Fédérations sportives – Renouvellement
Protestations
La commission chargée de statuer sur les contentieux nés des renouvellements dans les fédérations sportives doit aussi se prononcer sur le cas de la fédération camerounaise d’haltérophilie (Fecahac).
C’est l’expectative au sein de la grande famille de l’haltérophilie camerounaise. L’élection du bureau national du 29 décembre 2008 s’est soldée par la reconduction du bureau sortant. Dans un scrutin uninominal. L’équipe sortante que conduit le président Tikiri Boukar pourrait à nouveau présidé au destin de la fédération camerounaise d’haltérophilie pour les cinq prochaines années. Mais pour cela, il faudrait encore attendre que la commission mise en place pour statuer sur les contentieux électoraux des renouvellements des instances dirigeantes dans les fédérations se prononce sur la requête déposée par le malheureux candidat Bong André. Aussitôt que l’élection ait rendu son verdict, le candidat Bong André et son équipe de campagne ont aussitôt saisi la commission chargée des contentieux pour dénoncer les irrégularités qui ont émaillé ce scrutin et demander l’annulation de cette élection.

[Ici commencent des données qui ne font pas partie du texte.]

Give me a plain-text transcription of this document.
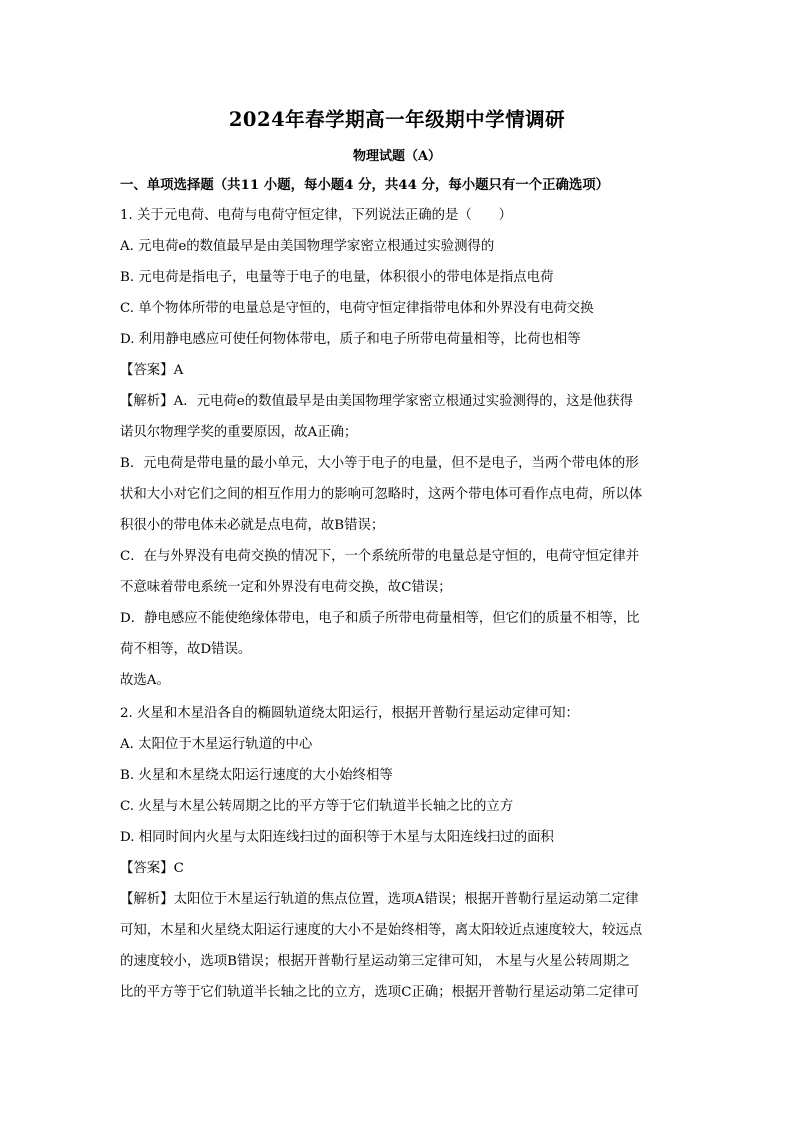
2024年春学期高一年级期中学情调研
物理试题（A）
一、单项选择题（共11 小题，每小题4 分，共44 分，每小题只有一个正确选项）
1. 关于元电荷、电荷与电荷守恒定律，下列说法正确的是（　　）
A. 元电荷e的数值最早是由美国物理学家密立根通过实验测得的
B. 元电荷是指电子，电量等于电子的电量，体积很小的带电体是指点电荷
C. 单个物体所带的电量总是守恒的，电荷守恒定律指带电体和外界没有电荷交换
D. 利用静电感应可使任何物体带电，质子和电子所带电荷量相等，比荷也相等
【答案】A
【解析】A．元电荷e的数值最早是由美国物理学家密立根通过实验测得的，这是他获得
诺贝尔物理学奖的重要原因，故A正确；
B．元电荷是带电量的最小单元，大小等于电子的电量，但不是电子，当两个带电体的形
状和大小对它们之间的相互作用力的影响可忽略时，这两个带电体可看作点电荷，所以体
积很小的带电体未必就是点电荷，故B错误；
C．在与外界没有电荷交换的情况下，一个系统所带的电量总是守恒的，电荷守恒定律并
不意味着带电系统一定和外界没有电荷交换，故C错误；
D．静电感应不能使绝缘体带电，电子和质子所带电荷量相等，但它们的质量不相等，比
荷不相等，故D错误。
故选A。
2. 火星和木星沿各自的椭圆轨道绕太阳运行，根据开普勒行星运动定律可知：
A. 太阳位于木星运行轨道的中心
B. 火星和木星绕太阳运行速度的大小始终相等
C. 火星与木星公转周期之比的平方等于它们轨道半长轴之比的立方
D. 相同时间内火星与太阳连线扫过的面积等于木星与太阳连线扫过的面积
【答案】C
【解析】太阳位于木星运行轨道的焦点位置，选项A错误；根据开普勒行星运动第二定律
可知，木星和火星绕太阳运行速度的大小不是始终相等，离太阳较近点速度较大，较远点
的速度较小，选项B错误；根据开普勒行星运动第三定律可知， 木星与火星公转周期之
比的平方等于它们轨道半长轴之比的立方，选项C正确；根据开普勒行星运动第二定律可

Une requête très corsée que les membres de l’équipe réélue n’ont pas appréciée. C’est ce qui justifie la joute verbale électrique que ce sont livrés en plein coeur du ministère de la jeunesse et des sports deux cadres du Minsep, Yves Penenkoul, secrétaire général réélu et Maboula, candidat déclaré au même poste pour le compte de l’équipe de Bong André. Tout serait parti sur le fait que Penekoul a eu accès à la requête déposé par Bong André et n’aurait pas apprécié le caractère très corsé de son contenu. Ce qu’il a fait remarquer à Maboula qui ne sait pas laisser conter. En effet, le malheureux candidat Bong André dénonce entre autres irrégularités, les bulletins qui étaient maquillés de manière à identifier les votes des corps de métier. Le fait qu’une même personne pouvait postuler à tous les postes, pourtant les candidatures aux postes de président, vice-présidents, secrétaire général et chef de département financier devaient être préalablement enregistrés au Minsep. «Les textes de la Fécahac adoptés lors de l’assemblée extraordinaire du 15 mars 2008 ont été bafoués sous le fallacieux prétexte des réalités du terrain, sans que les commissaires du gouvernement chargés de superviser cette élection assure la police nécessaire», affirme le représentant du club Africam negro. «Même les instructions ministérielles sur le déroulement des élections dans les fédérations sportives ont été violées sous le regard des commissaires du gouvernement qui semblaient être acquis au bureau sortant », soutient un membre de l’équipe de campagne d’Adamou Bako, ancien président de la Fécahac qui voulait prendre sa revanche.
La direction du sport de haut niveau à l’index
Les proches des deux malheureux candidats, Adamou Bako et Bong André soutiennent que Mme Cecile Betala, directeur des sports de haut niveau dont l’adjoint M. Ombga était l’un des commissaires du gouvernement était non loin de la salle des travaux et était régulièrement consulté le président sortant Tikiri Boukar. Dans le chapelet de récriminations on a aussi relevé la désignation arbitraire du président de séance, Bonfils qui n’avait pas droit de prendre part aux travaux. Et pour cause, présenté comme délégué de la ligue régionale de l’Ouest inexistante, il a été pris en flagrant délit de faux documents et sa qualité de délégué a été annulée. Ce qui faisait de lui persona non grata à ses assises. «Ce qui n’a pas empêché le président de l’imposer comme président de cette assemblée générale élective», dénonce un entraîneur de club de Yaoundé. D’autant plus qu’il fait remarquer que l’entraîneur national n’a pas été admis en salle même comme observateur. Les délégués du Littoral disent avoir été victimes d’une discrimination sans pareil. «Toutes les délégations ont eu droit au logement et au remboursement des frais de transport, sauf ceux du littoral qui étaient abandonnés à leur triste sort parce que le président régional Bong André était candidat », clame l’un des délégués.
Le chapelet des récriminations égrenées est loin d’être exhaustive. Ce sera-t-il suffisamment convaincant pour faire fléchir les membres de la commission chargée des contentieux ? Dans les différents camps on essaie d’huiler les réseaux. Dans le camp de Bong André on est certain que si cette commission statue en toute neutralité comme dans le cas de la Fecapolif, ils ne se font aucune illusion sur l’annulation de cette élection.